Assim tem se apresentado o cenário mediante uma crise instaurada na saúde, cujas consequências atingem os âmbitos econômico, cultural, geopolítico, dentre outros. As pessoas mantêm comportamento tanto de avidez pela informação sobre os trágicos efeitos de uma epidemia (já pandêmica), como alimentam atitudes de discriminação (preconceitos) em relação ao que consideram a origem do problema, de egocentrismo na busca da garantia de seu bem estar em detrimento dos demais (vide as compras desenfreadas, brigas por artigos de higiene), acirrando as desigualdades sociais tão presentes em sociedades capitalistas. A saúde, nesse contexto, compreendida como produto, é o mote da vez: com a corrida em busca da “cura” (vacina ou controle), há nações que querem chegar antes, sem considerar as outras como seus pares, quase num conflito armado.

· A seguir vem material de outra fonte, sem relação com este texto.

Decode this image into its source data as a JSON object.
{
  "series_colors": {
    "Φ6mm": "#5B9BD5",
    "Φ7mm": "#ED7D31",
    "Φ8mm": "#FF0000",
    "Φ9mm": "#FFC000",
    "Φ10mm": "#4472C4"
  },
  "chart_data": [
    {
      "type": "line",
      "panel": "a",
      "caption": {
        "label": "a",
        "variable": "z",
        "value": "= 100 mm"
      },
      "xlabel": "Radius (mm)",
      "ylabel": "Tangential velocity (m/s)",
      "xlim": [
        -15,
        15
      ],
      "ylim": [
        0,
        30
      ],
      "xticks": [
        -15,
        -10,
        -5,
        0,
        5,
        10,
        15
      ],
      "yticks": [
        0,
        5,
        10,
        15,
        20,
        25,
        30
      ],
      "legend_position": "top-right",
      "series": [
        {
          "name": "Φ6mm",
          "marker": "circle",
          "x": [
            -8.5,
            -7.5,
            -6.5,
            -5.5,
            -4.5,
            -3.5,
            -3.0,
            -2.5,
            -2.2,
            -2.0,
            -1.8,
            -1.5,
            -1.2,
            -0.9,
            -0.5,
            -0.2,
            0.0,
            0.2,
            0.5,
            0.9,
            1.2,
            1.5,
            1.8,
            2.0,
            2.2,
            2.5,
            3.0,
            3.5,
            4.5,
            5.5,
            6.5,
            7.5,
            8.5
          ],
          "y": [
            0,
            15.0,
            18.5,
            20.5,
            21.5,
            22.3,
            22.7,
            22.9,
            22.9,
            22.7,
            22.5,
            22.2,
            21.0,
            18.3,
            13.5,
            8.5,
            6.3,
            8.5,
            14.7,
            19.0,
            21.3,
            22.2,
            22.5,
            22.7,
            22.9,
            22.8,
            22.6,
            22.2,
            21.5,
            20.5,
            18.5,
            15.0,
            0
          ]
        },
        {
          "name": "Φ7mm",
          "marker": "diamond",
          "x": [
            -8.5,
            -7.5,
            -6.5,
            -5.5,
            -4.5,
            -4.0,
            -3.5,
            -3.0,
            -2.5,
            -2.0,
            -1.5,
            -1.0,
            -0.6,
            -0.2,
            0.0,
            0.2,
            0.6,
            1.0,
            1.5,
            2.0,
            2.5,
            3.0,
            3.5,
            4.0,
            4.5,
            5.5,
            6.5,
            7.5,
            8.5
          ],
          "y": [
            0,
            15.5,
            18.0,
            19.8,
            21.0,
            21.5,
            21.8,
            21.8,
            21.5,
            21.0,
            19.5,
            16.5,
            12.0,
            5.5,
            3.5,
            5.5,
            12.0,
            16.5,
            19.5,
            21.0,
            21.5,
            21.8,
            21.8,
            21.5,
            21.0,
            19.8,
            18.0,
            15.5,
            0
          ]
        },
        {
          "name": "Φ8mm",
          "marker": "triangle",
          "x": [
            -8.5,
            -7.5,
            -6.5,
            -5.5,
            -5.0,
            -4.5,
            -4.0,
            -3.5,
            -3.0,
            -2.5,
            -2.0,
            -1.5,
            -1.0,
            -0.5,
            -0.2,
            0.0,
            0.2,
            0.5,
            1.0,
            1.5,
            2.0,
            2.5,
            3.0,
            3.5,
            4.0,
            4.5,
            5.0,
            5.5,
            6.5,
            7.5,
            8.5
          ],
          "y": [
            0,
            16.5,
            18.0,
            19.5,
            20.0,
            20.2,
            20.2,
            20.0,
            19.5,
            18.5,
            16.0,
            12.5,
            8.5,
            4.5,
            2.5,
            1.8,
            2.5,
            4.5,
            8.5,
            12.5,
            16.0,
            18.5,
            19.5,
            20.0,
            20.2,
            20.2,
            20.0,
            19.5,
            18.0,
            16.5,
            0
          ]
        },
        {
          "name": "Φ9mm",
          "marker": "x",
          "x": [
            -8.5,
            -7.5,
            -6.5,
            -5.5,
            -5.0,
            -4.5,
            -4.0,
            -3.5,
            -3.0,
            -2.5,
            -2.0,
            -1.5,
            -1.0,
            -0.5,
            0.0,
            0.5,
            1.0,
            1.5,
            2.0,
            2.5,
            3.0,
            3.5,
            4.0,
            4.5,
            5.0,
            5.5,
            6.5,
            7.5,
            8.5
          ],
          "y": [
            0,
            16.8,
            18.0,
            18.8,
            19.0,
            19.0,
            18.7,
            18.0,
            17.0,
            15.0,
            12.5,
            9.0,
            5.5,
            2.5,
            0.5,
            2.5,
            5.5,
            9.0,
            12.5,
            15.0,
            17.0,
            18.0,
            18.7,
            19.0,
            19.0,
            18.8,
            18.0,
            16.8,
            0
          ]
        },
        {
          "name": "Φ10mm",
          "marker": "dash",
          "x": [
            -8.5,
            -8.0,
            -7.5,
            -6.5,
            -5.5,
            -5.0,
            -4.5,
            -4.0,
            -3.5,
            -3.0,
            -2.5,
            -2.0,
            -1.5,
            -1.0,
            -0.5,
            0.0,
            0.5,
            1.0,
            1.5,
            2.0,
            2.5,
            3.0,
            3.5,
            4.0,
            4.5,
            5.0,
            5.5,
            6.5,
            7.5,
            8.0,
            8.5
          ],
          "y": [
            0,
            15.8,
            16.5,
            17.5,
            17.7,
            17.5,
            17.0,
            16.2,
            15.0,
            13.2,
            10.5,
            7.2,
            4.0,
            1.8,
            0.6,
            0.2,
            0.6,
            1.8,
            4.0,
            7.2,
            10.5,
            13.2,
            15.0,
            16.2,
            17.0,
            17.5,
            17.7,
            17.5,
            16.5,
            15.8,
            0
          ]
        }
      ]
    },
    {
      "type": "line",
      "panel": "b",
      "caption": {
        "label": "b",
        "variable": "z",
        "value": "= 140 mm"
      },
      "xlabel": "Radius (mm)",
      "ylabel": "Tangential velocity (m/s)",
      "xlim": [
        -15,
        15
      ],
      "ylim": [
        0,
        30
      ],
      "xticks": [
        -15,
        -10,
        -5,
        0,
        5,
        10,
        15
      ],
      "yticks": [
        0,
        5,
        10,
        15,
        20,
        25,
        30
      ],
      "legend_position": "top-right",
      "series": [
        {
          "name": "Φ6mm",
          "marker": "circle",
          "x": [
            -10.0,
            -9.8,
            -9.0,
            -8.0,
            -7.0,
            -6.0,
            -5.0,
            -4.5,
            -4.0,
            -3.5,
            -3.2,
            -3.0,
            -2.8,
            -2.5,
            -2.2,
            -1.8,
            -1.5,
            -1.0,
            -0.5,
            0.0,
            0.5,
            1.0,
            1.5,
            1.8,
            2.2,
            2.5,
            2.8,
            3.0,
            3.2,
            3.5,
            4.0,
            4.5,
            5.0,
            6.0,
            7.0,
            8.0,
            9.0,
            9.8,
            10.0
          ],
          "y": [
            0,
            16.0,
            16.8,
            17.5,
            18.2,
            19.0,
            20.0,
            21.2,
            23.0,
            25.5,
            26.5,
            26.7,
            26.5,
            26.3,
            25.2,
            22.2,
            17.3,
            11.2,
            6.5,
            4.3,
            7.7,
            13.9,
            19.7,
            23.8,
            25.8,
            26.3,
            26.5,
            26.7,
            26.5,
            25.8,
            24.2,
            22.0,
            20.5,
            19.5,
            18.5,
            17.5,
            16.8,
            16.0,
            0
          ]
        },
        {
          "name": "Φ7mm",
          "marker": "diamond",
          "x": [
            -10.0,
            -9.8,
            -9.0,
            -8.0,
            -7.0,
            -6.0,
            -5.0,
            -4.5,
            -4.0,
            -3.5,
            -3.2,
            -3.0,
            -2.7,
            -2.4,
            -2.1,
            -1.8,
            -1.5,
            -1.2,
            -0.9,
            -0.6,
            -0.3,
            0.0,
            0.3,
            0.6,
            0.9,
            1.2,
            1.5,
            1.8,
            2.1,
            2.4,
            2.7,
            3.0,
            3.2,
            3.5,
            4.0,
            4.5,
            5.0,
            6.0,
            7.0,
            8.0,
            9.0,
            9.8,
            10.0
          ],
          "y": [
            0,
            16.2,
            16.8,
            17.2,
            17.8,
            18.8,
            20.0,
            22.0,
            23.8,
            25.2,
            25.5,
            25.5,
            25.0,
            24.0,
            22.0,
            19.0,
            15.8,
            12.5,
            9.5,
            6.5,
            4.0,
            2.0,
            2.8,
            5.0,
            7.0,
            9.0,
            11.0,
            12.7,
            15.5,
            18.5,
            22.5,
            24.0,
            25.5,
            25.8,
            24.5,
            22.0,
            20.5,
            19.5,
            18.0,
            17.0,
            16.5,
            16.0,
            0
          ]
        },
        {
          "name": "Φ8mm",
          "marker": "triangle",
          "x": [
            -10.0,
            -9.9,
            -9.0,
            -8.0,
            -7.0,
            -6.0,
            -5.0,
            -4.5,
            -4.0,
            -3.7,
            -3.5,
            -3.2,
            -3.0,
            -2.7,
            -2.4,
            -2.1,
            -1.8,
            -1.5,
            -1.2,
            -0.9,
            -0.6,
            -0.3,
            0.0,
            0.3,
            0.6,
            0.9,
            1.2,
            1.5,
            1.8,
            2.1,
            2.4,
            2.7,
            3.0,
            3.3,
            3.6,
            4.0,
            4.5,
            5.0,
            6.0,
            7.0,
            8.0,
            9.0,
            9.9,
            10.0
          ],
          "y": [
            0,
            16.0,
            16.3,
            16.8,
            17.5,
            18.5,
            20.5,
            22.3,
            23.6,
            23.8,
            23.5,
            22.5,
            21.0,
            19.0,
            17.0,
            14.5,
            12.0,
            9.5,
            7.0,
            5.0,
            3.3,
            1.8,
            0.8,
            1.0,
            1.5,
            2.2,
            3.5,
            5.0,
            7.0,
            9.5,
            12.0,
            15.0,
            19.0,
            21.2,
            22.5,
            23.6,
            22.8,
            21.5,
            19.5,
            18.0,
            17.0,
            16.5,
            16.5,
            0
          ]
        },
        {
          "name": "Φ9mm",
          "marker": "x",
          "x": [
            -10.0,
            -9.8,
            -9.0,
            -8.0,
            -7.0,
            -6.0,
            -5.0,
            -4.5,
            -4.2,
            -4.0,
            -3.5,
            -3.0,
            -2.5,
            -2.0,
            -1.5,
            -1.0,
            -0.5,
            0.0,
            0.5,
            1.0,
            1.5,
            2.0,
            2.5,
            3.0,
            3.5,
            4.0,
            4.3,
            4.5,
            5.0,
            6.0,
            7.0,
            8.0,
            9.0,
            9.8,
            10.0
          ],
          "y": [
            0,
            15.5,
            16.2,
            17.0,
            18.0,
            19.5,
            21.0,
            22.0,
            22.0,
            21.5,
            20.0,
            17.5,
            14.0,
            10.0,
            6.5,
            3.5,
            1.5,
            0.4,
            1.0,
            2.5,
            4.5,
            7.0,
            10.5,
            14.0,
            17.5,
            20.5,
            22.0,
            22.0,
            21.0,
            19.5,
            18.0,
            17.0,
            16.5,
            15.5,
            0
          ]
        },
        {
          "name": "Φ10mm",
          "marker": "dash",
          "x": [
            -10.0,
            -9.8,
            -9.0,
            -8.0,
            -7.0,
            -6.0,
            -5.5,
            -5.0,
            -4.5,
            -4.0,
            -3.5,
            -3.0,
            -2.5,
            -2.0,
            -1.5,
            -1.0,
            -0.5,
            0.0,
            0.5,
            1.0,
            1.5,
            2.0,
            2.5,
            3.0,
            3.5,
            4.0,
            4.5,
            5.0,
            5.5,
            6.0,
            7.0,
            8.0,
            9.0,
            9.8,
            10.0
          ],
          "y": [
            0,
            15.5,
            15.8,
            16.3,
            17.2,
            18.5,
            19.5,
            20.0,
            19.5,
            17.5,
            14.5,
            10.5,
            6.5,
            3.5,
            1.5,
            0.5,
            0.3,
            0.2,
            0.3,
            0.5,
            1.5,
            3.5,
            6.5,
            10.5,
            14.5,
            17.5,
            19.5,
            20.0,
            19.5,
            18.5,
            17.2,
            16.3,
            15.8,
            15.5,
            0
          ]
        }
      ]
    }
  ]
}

Então podemos questionar para que existem as crises. Elas representam a possibilidade de ruptura de algo que já estava nos “trilhos”. Servem para questionar o que aparentemente estava em ordem, ou deflagram o que já não estava bem (mas ainda estava no escuro). Mesmo que o momento de ver sob a luz seja dolorido, o conhecimento - ou o reconhecimento - de que algo não está bem e impele mudanças, também pode ser libertador. Dessa forma, o que temos visto é a deflagração do que há de mais humano, os processos de identificação (no sentido de se sentir o mesmo) e de diferenciação (de comparação e distanciamento), que se apresentam como uma luta por sobrevivência (para alguns a qualquer preço, pois a civilidade depende de educação social - precisa ser aprendida para convivência em sociedade). A diferença é de que nível de sobrevivência estamos falando. Há possibilidade de viver sozinho? Fazemo-nos pelas relações sociais. Estas nos constituem. Então, se vivo interações de reconhecimento, consigo exercitar a empatia, a alteridade, com mais propriedade do que aqueles que foram privados dessa aprendizagem.

Em um sistema que teima ideologicamente em disseminar a individualidade como ideal a ser conquistado, inibe-se o “espírito” gregário, de identificação sobre a mesma “natureza” (somos feitos de sangue e carne, que dói, que chora, que se apaixona...). A quem serve destituir o valor social de nossa constituição? A um plano de governança que nos quer ver digladiando, lutando pelo espaço, pela comida, pela água, ao preço de uma necropolítica, do genocídio, da miséria…

A condição de humanidade precisa ser conscientemente alvo de aprendizagem, com a proposição da valoração de cada um no coletivo, e deste manifestando-se em cada eu. A história nos ensina: os processos grupais são importantes para o movimento das sociedades, tanto na evolução (de construção de novas tecnologias, de melhorias para qualidade de vida, de garantia de direitos), como para obstrução do desenvolvimento (ao diferenciar grupos sociais no acesso a bens, ao não garantir equidade, ao incitar a violência). A aposta agora pode se dar na produção de condições que valorizem a solidariedade e a aprendizagem mútua.





Cláudia Cibele Bitdinger Cobalchini - psicóloga e mestre em Psicologia da Infância e Adolescência pela UFPR. É supervisora em práticas profissionais em Psicologia Comunitária e professora do curso de Psicologia da Universidade Positivo.